In all, there were more than 20 songs during the two-hour set, which the band played on a small stage with multiple video screens above. Without standard flash-pot razzle-dazzle this show had an unusual intimacy about it that let the focus stay on the music.
Earlier this year when The Police played the Grammys, they were "Sting and the other two guys." Last night they looked and sounded like a band again.
At the heart of every song were Copeland's fast and furious temp switch-ups that kept his sticks a blur for most of the performance. His drumming today is even more experimental than when The Police were at their zenith and he hit his stride during 'Walking In Your Footsteps'.
Summers' fret-work was often heady as he intertwined off-centre jazz chords with Sting's bass thumps. Some of his solos noodled a little too hard, but he still has virtuosity and velocity in his fingers.
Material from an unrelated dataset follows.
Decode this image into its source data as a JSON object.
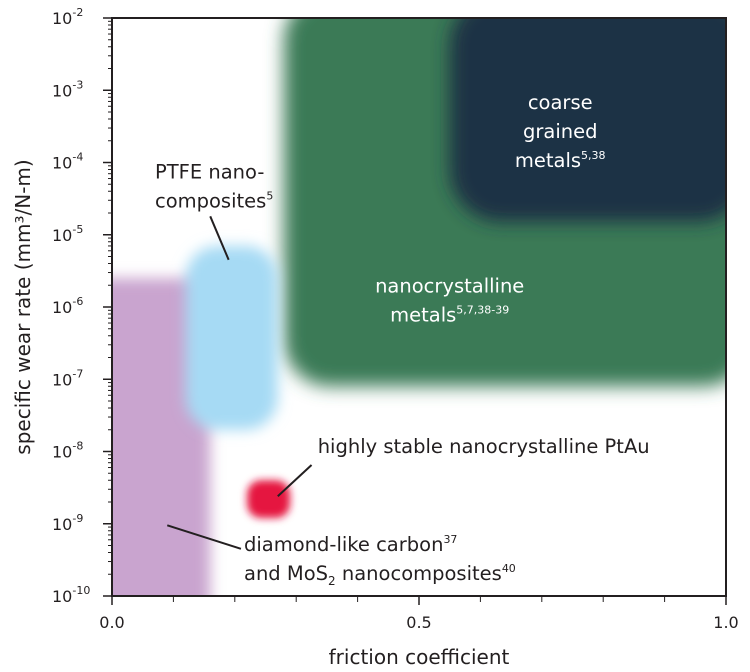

He was excellent on the unexpected rocker 'Driven To Tears'.
The there was Sting.
The tantric singer is as physically buff as his beat-up Fender bass is decrepit. Sting stung the house with his signature reedy tenor and emotional delivery that said the words, some 30 years old, that still held meaning for him. When he introduced The Police schoolgirl jail-bait tune 'Don't Stand So Close To Me' he made the number even more personal when he reminded the house, "You Know, before all this, I used to be a teacher."
There's nothing unrehearsed about Sting. Despite his natural magnetism and charisma, he's a practiced musician who never makes the mistake of forgetting he has to entertain when on stage.
He didn't forget at this Garden party.
The Police presence will continue with another MSG show tomorrow and at Giants Stadium in the Meadowlands Sunday. The Police return to New York for a one-night stand, back at the Garden, on Halloween.